Since either hypothesis as to the extension of time leads us into equal difficulties, our course should surely be not to accept either, but to reject both. Time must be either finite or infinite, we are told. But there is a third alternative. There may be something wrong in our conception of time, or rather, to speak more precisely, there may be something which renders it unfit, in metaphysics, for the ultimate explanation of the universe, however suited it may be to the finite thought of every-day life. If we ask whether time, as a fact, is finite or infinite, we find hopeless difficulties in the way of either answer. Yet if we take time as an ultimate reality, there seems no other alternative. Our only resource is to conclude that time is not an ultimate reality.

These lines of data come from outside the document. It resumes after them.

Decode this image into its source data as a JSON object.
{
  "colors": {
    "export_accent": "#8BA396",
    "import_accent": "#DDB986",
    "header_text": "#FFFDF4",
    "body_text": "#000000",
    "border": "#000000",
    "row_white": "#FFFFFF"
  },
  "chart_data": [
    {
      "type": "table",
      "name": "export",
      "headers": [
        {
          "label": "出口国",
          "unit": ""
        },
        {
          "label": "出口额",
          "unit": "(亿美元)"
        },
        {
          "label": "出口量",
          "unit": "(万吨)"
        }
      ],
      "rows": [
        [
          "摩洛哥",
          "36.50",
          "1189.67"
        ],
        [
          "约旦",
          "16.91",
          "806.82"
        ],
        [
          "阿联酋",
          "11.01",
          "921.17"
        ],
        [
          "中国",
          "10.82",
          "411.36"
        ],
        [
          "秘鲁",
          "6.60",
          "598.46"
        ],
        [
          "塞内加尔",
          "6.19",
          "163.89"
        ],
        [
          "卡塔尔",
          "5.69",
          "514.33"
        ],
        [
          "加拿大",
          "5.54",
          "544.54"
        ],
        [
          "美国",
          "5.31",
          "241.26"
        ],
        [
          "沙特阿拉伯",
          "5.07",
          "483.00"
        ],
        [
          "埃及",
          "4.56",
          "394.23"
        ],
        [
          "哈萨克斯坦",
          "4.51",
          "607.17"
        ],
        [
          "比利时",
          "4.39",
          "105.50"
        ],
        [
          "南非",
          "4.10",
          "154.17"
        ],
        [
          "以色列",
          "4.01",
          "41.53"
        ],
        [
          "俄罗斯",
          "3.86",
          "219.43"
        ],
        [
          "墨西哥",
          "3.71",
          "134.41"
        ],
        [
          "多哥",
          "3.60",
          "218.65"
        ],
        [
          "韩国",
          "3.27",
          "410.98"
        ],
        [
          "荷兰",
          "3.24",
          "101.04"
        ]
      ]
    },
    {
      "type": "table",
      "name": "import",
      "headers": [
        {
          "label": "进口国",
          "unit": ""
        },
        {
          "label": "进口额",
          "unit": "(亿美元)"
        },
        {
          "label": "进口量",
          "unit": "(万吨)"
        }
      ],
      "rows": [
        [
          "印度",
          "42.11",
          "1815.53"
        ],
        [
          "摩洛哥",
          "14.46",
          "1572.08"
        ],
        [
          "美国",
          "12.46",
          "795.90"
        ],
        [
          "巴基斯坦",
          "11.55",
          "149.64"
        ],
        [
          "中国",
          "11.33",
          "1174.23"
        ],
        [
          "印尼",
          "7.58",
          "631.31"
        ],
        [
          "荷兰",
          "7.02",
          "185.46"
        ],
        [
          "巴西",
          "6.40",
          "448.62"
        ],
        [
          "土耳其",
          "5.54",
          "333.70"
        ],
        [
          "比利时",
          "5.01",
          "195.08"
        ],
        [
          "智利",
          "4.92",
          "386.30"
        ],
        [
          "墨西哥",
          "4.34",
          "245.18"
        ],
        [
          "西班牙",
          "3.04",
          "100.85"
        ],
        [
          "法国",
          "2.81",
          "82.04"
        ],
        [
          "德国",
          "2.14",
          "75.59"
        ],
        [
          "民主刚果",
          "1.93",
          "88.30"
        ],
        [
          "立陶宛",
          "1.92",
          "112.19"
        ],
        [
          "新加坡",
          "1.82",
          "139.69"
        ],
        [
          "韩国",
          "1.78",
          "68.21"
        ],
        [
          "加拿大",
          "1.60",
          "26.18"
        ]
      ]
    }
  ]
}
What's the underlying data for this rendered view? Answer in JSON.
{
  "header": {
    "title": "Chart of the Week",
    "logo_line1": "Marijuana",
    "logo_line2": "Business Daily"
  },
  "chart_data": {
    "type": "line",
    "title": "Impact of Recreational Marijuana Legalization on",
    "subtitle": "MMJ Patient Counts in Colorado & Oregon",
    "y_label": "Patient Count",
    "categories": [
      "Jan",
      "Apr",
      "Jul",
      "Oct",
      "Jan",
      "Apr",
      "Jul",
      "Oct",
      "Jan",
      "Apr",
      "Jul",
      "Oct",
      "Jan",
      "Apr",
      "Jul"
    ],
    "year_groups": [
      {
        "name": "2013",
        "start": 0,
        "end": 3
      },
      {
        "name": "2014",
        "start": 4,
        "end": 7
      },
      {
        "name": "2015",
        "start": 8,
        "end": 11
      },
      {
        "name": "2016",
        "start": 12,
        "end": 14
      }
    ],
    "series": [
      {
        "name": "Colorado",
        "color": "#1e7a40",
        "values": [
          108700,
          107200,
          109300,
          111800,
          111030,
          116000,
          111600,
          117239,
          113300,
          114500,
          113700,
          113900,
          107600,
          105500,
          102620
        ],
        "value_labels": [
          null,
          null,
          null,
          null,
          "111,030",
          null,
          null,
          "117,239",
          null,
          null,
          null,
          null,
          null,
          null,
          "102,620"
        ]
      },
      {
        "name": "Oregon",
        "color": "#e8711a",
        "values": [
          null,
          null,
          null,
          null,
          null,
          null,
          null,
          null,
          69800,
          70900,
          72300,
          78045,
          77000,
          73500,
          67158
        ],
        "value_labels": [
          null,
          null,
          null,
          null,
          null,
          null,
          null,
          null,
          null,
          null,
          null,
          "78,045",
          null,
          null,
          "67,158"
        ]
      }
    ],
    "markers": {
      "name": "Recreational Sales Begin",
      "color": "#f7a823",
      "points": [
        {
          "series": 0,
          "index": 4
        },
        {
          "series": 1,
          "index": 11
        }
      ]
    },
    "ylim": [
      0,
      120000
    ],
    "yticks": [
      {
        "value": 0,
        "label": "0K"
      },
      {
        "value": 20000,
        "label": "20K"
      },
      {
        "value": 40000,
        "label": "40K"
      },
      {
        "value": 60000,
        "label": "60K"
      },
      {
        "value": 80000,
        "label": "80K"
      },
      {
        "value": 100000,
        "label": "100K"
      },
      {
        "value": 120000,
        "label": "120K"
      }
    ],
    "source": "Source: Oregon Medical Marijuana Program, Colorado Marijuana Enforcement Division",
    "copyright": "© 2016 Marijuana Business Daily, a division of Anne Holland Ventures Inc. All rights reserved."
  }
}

This is the same principle which is at work in the dialectic itself. When we find that any category, if we analyse it sufficiently, lands us, in its application to reality, in contradictions, we do not accept one contradictory proposition and reject the other. We conclude the category in question to be an inadequate way of looking at reality, and we try to find a higher conception, which will embrace all the truth of the lower one, while it will avoid the contradictions. This is what we ought, it would seem, to do with the idea of time. If it only presents us with a choice between impossibilities, we must regard it as an inadequate way of looking at the universe. And in this case we cannot accept the development of the dialectic in time as part of our ultimate solution. Beside these difficulties, which would equally perplex any idealistic system which adopted a time process as an original element, there is another which belongs specially to the dialectic. It appears to be essential to the possibility of a dialectic that the highest term in which the process ends shall be taken as the presupposition of all the lower terms. The passage from category to category must not be taken as an actual advance, producing that which did not previously exist, but as an advance from an abstraction to the concrete whole from which the abstraction was made — demonstrating and rendering explicit what was before only implicit and immediately given, but still only reconstructing and not constructing anything fresh.